Bright Ideas Roundtable: Turning Theory Into Practice: The Critical Role Of Incident Response Playbooks

Monday, October 14, 2024

2:55pm – 3:55pm PT

Location: Pompeian I - II

CPE Credits 1

Facilitator(s)

Elizabeth Houser, CISSP CCSP MLIS MS

Director of Cyber Defense
DefenseStorm, United States
James Bruhl

Director of Threat Intelligence
DefenseStorm, United States

Playbooks are an integral component of incident response plans, providing detailed, step-by-step procedures for addressing specific types of incidents, and ensuring standardized and efficient responses. The importance of playbooks lies in their ability to standardize responses, decrease downtime, enhance organizational confidence, ensure compliance and reduce costs associated with security breaches. Effective playbooks, regularly updated and familiar to the team, are key to mitigating the impact of incidents, highlighted by their role in reducing both financial losses and reputational damage.

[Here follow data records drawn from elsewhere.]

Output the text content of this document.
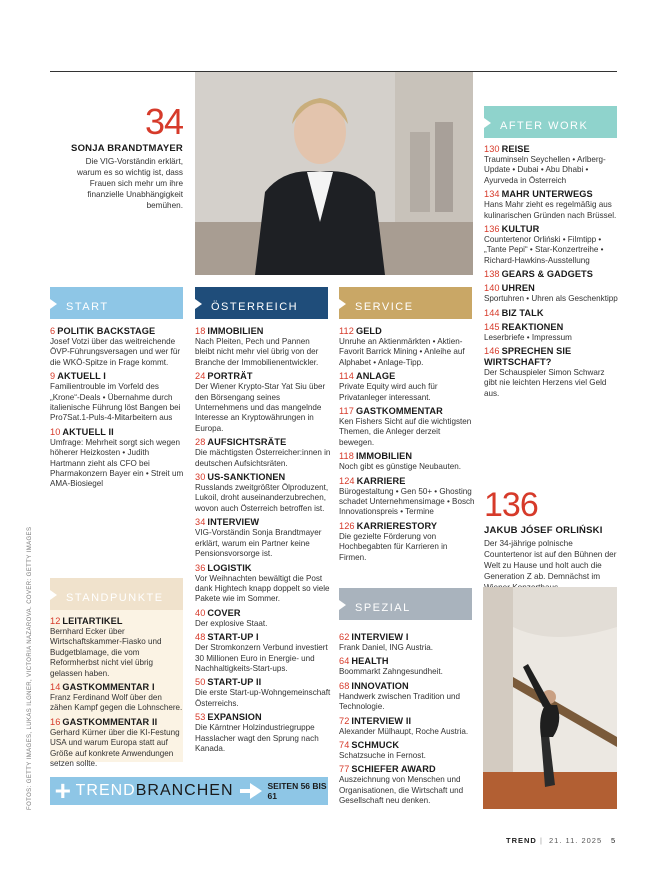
34
SONJA BRANDTMAYER
Die VIG-Vorständin erklärt, warum es so wichtig ist, dass Frauen sich mehr um ihre finanzielle Unabhängigkeit bemühen.
START	ÖSTERREICH	SERVICE
AFTER WORK
STANDPUNKTE
SPEZIAL
6 POLITIK BACKSTAGE
Josef Votzi über das weitreichende ÖVP-Führungsversagen und wer für die WKÖ-Spitze in Frage kommt.
9 AKTUELL I
Familientrouble im Vorfeld des „Krone“-Deals • Übernahme durch italienische Führung löst Bangen bei Pro7Sat.1-Puls-4-Mitarbeitern aus
10 AKTUELL II
Umfrage: Mehrheit sorgt sich wegen höherer Heizkosten • Judith Hartmann zieht als CFO bei Pharmakonzern Bayer ein • Streit um AMA-Biosiegel
18 IMMOBILIEN
Nach Pleiten, Pech und Pannen bleibt nicht mehr viel übrig von der Branche der Immobilienentwickler.
24 PORTRÄT
Der Wiener Krypto-Star Yat Siu über den Börsengang seines Unternehmens und das mangelnde Interesse an Kryptowährungen in Europa.
28 AUFSICHTSRÄTE
Die mächtigsten Österreicher:innen in deutschen Aufsichtsräten.
30 US-SANKTIONEN
Russlands zweitgrößter Ölproduzent, Lukoil, droht auseinanderzubrechen, wovon auch Österreich betroffen ist.
34 INTERVIEW
VIG-Vorständin Sonja Brandtmayer erklärt, warum ein Partner keine Pensionsvorsorge ist.
36 LOGISTIK
Vor Weihnachten bewältigt die Post dank Hightech knapp doppelt so viele Pakete wie im Sommer.
40 COVER
Der explosive Staat.
48 START-UP I
Der Stromkonzern Verbund investiert 30 Millionen Euro in Energie- und Nachhaltigkeits-Start-ups.
50 START-UP II
Die erste Start-up-Wohngemeinschaft Österreichs.
53 EXPANSION
Die Kärntner Holzindustriegruppe Hasslacher wagt den Sprung nach Kanada.
112 GELD
Unruhe an Aktienmärkten • Aktien-Favorit Barrick Mining • Anleihe auf Alphabet • Anlage-Tipp.
114 ANLAGE
Private Equity wird auch für Privatanleger interessant.
117 GASTKOMMENTAR
Ken Fishers Sicht auf die wichtigsten Themen, die Anleger derzeit bewegen.
118 IMMOBILIEN
Noch gibt es günstige Neubauten.
124 KARRIERE
Bürogestaltung • Gen 50+ • Ghosting schadet Unternehmensimage • Bosch Innovationspreis • Termine
126 KARRIERESTORY
Die gezielte Förderung von Hochbegabten für Karrieren in Firmen.
130 REISE
Trauminseln Seychellen • Arlberg-Update • Dubai • Abu Dhabi • Ayurveda in Österreich
134 MAHR UNTERWEGS
Hans Mahr zieht es regelmäßig aus kulinarischen Gründen nach Brüssel.
136 KULTUR
Countertenor Orliński • Filmtipp • „Tante Pepi“ • Star-Konzertreihe • Richard-Hawkins-Ausstellung
138 GEARS & GADGETS
140 UHREN
Sportuhren • Uhren als Geschenktipp
144 BIZ TALK
145 REAKTIONEN
Leserbriefe • Impressum
146 SPRECHEN SIE WIRTSCHAFT?
Der Schauspieler Simon Schwarz gibt nie leichten Herzens viel Geld aus.
12 LEITARTIKEL
Bernhard Ecker über Wirtschaftskammer-Fiasko und Budgetblamage, die vom Reformherbst nicht viel übrig gelassen haben.
14 GASTKOMMENTAR I
Franz Ferdinand Wolf über den zähen Kampf gegen die Lohnschere.
16 GASTKOMMENTAR II
Gerhard Kürner über die KI-Festung USA und warum Europa statt auf Größe auf konkrete Anwendungen setzen sollte.
62 INTERVIEW I
Frank Daniel, ING Austria.
64 HEALTH
Boommarkt Zahngesundheit.
68 INNOVATION
Handwerk zwischen Tradition und Technologie.
72 INTERVIEW II
Alexander Mülhaupt, Roche Austria.
74 SCHMUCK
Schatzsuche in Fernost.
77 SCHIEFER AWARD
Auszeichnung von Menschen und Organisationen, die Wirtschaft und Gesellschaft neu denken.
136
JAKUB JÓSEF ORLIŃSKI
Der 34-jährige polnische Countertenor ist auf den Bühnen der Welt zu Hause und holt auch die Generation Z ab. Demnächst im
+ TREND BRANCHEN	SEITEN 56 BIS 61
FOTOS: GETTY IMAGES, LUKAS ILGNER, VICTORIA NAZAROVA. COVER: GETTY IMAGES
TREND | 21. 11. 2025 5
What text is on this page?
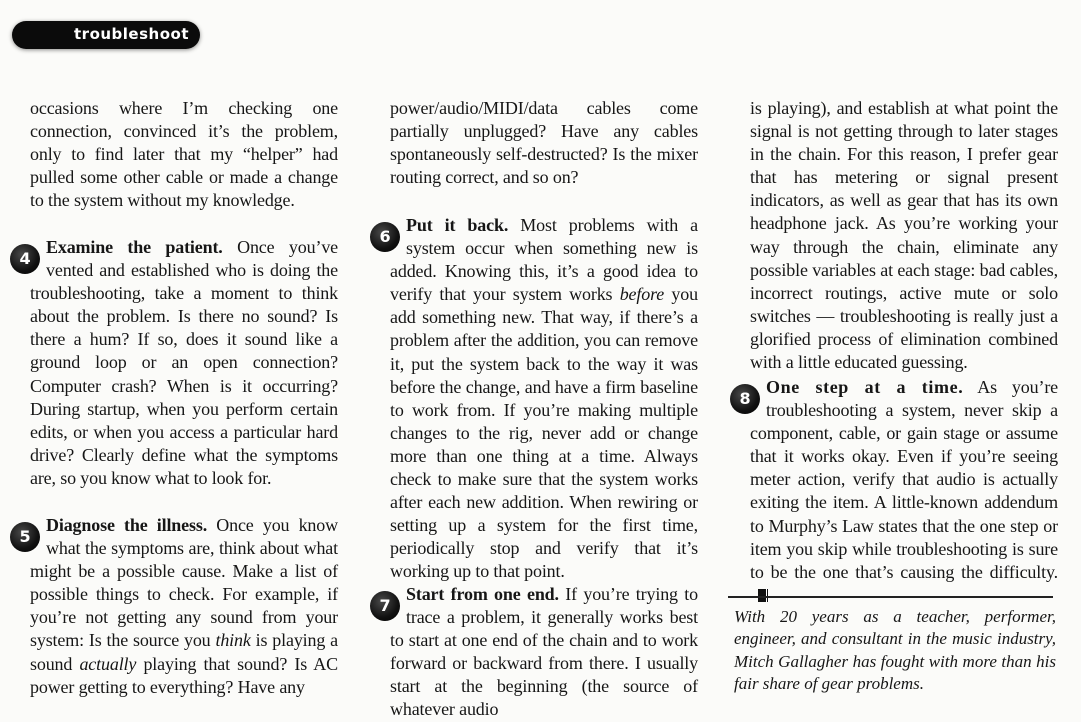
troubleshoot

occasions where I’m checking one connection, convinced it’s the problem, only to find later that my “helper” had pulled some other cable or made a change to the system without my knowledge.

4
Examine the patient. Once you’ve vented and established who is doing the troubleshooting, take a moment to think about the problem. Is there no sound? Is there a hum? If so, does it sound like a ground loop or an open connection? Computer crash? When is it occurring? During startup, when you perform certain edits, or when you access a particular hard drive? Clearly define what the symptoms are, so you know what to look for.

5
Diagnose the illness. Once you know what the symptoms are, think about what might be a possible cause. Make a list of possible things to check. For example, if you’re not getting any sound from your system: Is the source you think is playing a sound actually playing that sound? Is AC power getting to everything? Have any

power/audio/MIDI/data cables come partially unplugged? Have any cables spontaneously self-destructed? Is the mixer routing correct, and so on?

6
Put it back. Most problems with a system occur when something new is added. Knowing this, it’s a good idea to verify that your system works before you add something new. That way, if there’s a problem after the addition, you can remove it, put the system back to the way it was before the change, and have a firm baseline to work from. If you’re making multiple changes to the rig, never add or change more than one thing at a time. Always check to make sure that the system works after each new addition. When rewiring or setting up a system for the first time, periodically stop and verify that it’s working up to that point.

7
Start from one end. If you’re trying to trace a problem, it generally works best to start at one end of the chain and to work forward or backward from there. I usually start at the beginning (the source of whatever audio

is playing), and establish at what point the signal is not getting through to later stages in the chain. For this reason, I prefer gear that has metering or signal present indicators, as well as gear that has its own headphone jack. As you’re working your way through the chain, eliminate any possible variables at each stage: bad cables, incorrect routings, active mute or solo switches — troubleshooting is really just a glorified process of elimination combined with a little educated guessing.

8
One step at a time. As you’re troubleshooting a system, never skip a component, cable, or gain stage or assume that it works okay. Even if you’re seeing meter action, verify that audio is actually exiting the item. A little-known addendum to Murphy’s Law states that the one step or item you skip while troubleshooting is sure to be the one that’s causing the difficulty.

With 20 years as a teacher, performer, engineer, and consultant in the music industry, Mitch Gallagher has fought with more than his fair share of gear problems.
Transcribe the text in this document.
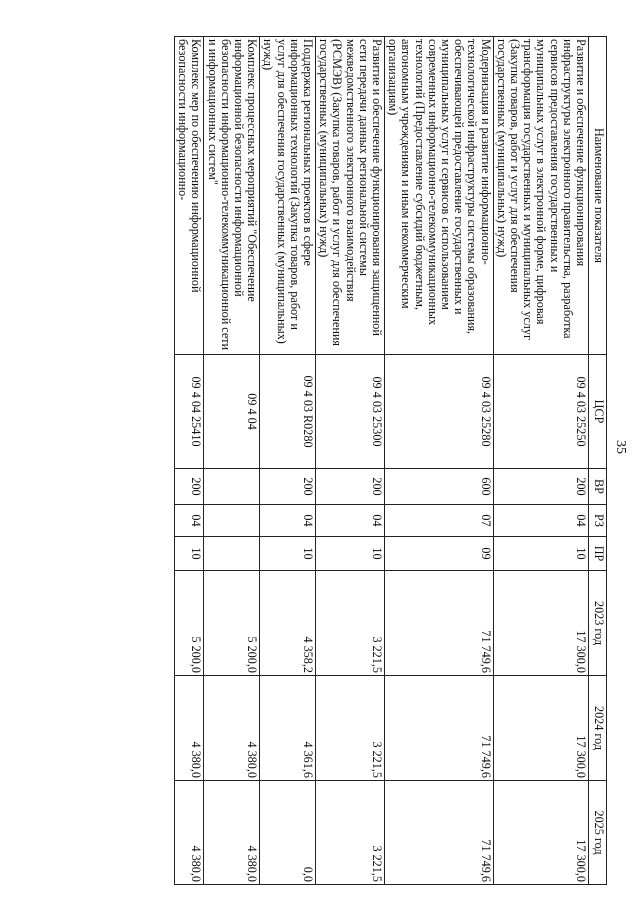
35
Наименование показателя	ЦСР	ВР	РЗ	ПР	2023 год	2024 год	2025 год
Развитие и обеспечение функционирования инфраструктуры электронного правительства, разработка сервисов предоставления государственных и муниципальных услуг в электронной форме, цифровая трансформация государственных и муниципальных услуг (Закупка товаров, работ и услуг для обеспечения государственных (муниципальных) нужд)	09 4 03 25250	200	04	10	17 300,0	17 300,0	17 300,0
Модернизация и развитие информационно-технологической инфраструктуры системы образования, обеспечивающей предоставление государственных и муниципальных услуг и сервисов с использованием современных информационно-телекоммуникационных технологий (Предоставление субсидий бюджетным, автономным учреждениям и иным некоммерческим организациям)	09 4 03 25280	600	07	09	71 749,6	71 749,6	71 749,6
Развитие и обеспечение функционирования защищенной сети передачи данных региональной системы межведомственного электронного взаимодействия (РСМЭВ) (Закупка товаров, работ и услуг для обеспечения государственных (муниципальных) нужд)	09 4 03 25300	200	04	10	3 221,5	3 221,5	3 221,5
Поддержка региональных проектов в сфере информационных технологий (Закупка товаров, работ и услуг для обеспечения государственных (муниципальных) нужд)	09 4 03 R0280	200	04	10	4 358,2	4 361,6	0,0
Комплекс процессных мероприятий "Обеспечение информационной безопасности информационной безопасности информационно-телекоммуникационной сети и информационных систем"	09 4 04				5 200,0	4 380,0	4 380,0
Комплекс мер по обеспечению информационной безопасности информационно-	09 4 04 25410	200	04	10	5 200,0	4 380,0	4 380,0
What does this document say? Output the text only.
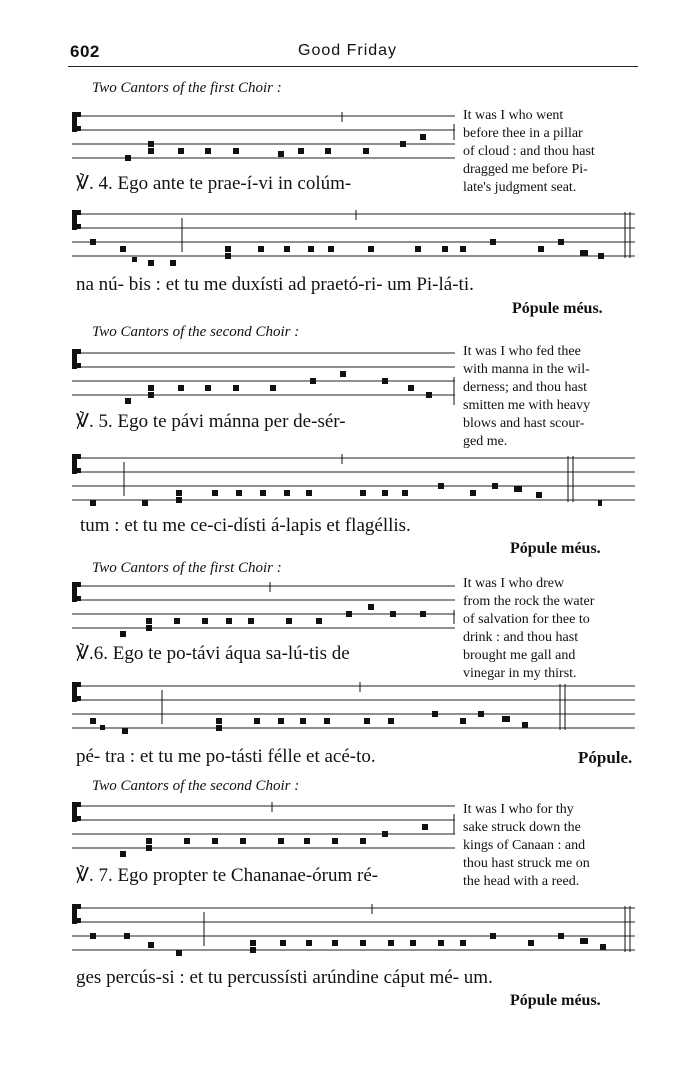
602	Good Friday
Two Cantors of the first Choir :
℣. 4. Ego ante te prae-í-vi in colúm-
It was I who went
before thee in a pillar
of cloud : and thou hast
dragged me before Pi-
late's judgment seat.
na nú- bis : et tu me duxísti ad praetó-ri- um Pi-lá-ti.
Pópule méus.
Two Cantors of the second Choir :
℣. 5. Ego te pávi mánna per de-sér-
It was I who fed thee
with manna in the wil-
derness; and thou hast
smitten me with heavy
blows and hast scour-
ged me.
tum : et tu me ce-ci-dísti á-lapis et flagéllis.
Pópule méus.
Two Cantors of the first Choir :
℣.6. Ego te po-távi áqua sa-lú-tis de
It was I who drew
from the rock the water
of salvation for thee to
drink : and thou hast
brought me gall and
vinegar in my thirst.
pé- tra : et tu me po-tásti félle et acé-to.	Pópule.
Two Cantors of the second Choir :
℣. 7. Ego propter te Chananae-órum ré-
It was I who for thy
sake struck down the
kings of Canaan : and
thou hast struck me on
the head with a reed.
ges percús-si : et tu percussísti arúndine cáput mé- um.
Pópule méus.
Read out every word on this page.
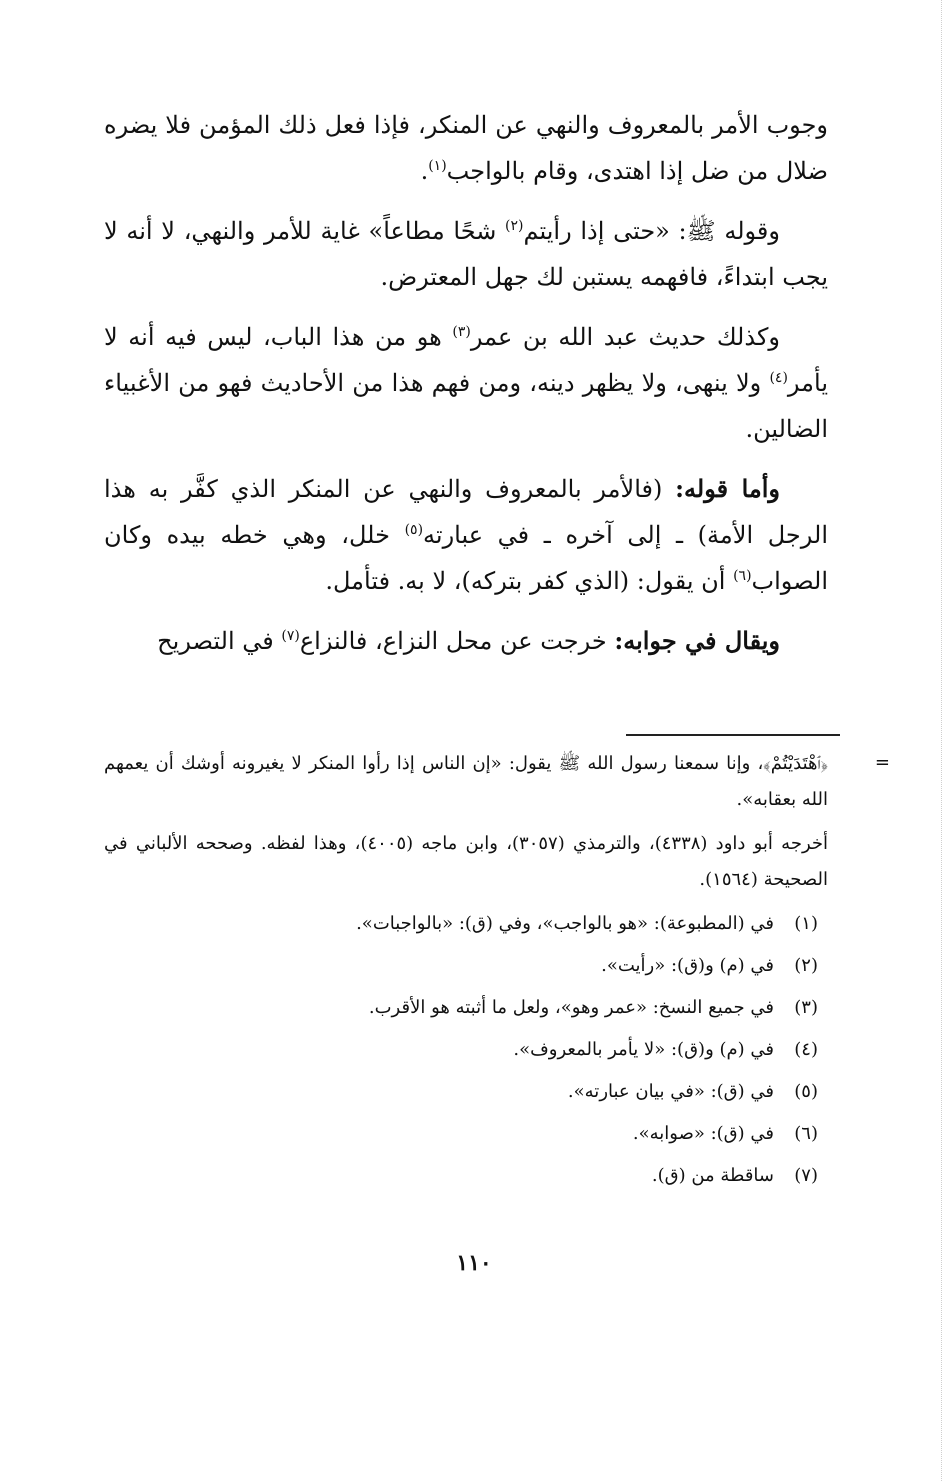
وجوب الأمر بالمعروف والنهي عن المنكر، فإذا فعل ذلك المؤمن فلا يضره ضلال من ضل إذا اهتدى، وقام بالواجب$^{(١)}$.

وقوله ﷺ: «حتى إذا رأيتم$^{(٢)}$ شحًا مطاعاً» غاية للأمر والنهي، لا أنه لا يجب ابتداءً، فافهمه يستبن لك جهل المعترض.

وكذلك حديث عبد الله بن عمر$^{(٣)}$ هو من هذا الباب، ليس فيه أنه لا يأمر$^{(٤)}$ ولا ينهى، ولا يظهر دينه، ومن فهم هذا من الأحاديث فهو من الأغبياء الضالين.

وأما قوله: (فالأمر بالمعروف والنهي عن المنكر الذي كفَّر به هذا الرجل الأمة) ـ إلى آخره ـ في عبارته$^{(٥)}$ خلل، وهي خطه بيده وكان الصواب$^{(٦)}$ أن يقول: (الذي كفر بتركه)، لا به. فتأمل.

ويقال في جوابه: خرجت عن محل النزاع، فالنزاع$^{(٧)}$ في التصريح

=

﴿ٱهْتَدَيْتُمْ﴾، وإنا سمعنا رسول الله ﷺ يقول: «إن الناس إذا رأوا المنكر لا يغيرونه أوشك أن يعمهم الله بعقابه».

أخرجه أبو داود (٤٣٣٨)، والترمذي (٣٠٥٧)، وابن ماجه (٤٠٠٥)، وهذا لفظه. وصححه الألباني في الصحيحة (١٥٦٤).

(١)في (المطبوعة): «هو بالواجب»، وفي (ق): «بالواجبات».
(٢)في (م) و(ق): «رأيت».
(٣)في جميع النسخ: «عمر وهو»، ولعل ما أثبته هو الأقرب.
(٤)في (م) و(ق): «لا يأمر بالمعروف».
(٥)في (ق): «في بيان عبارته».
(٦)في (ق): «صوابه».
(٧)ساقطة من (ق).
١١٠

This discussion will center around incident response (IR) plans and specifically playbooks within an IR plan -- including how teams use them and create them, and what type of incidents they are creating them for.

Learning Objectives:

Standardize methods of responding to various types of cybersecurity incidents as well as handling incidents efficiently, ensuring that critical steps are not missed even when the primary cybersecurity personnel are unavailable.
Reduce downtime and mitigate costs as playbooks equip organizations with a set of predefined actions to swiftly address security incidents, minimizing operational, financial and reputational impacts.
Review, test and update playbooks regularly, as they must evolve with the changing cyber threat landscape and internal organizational shifts.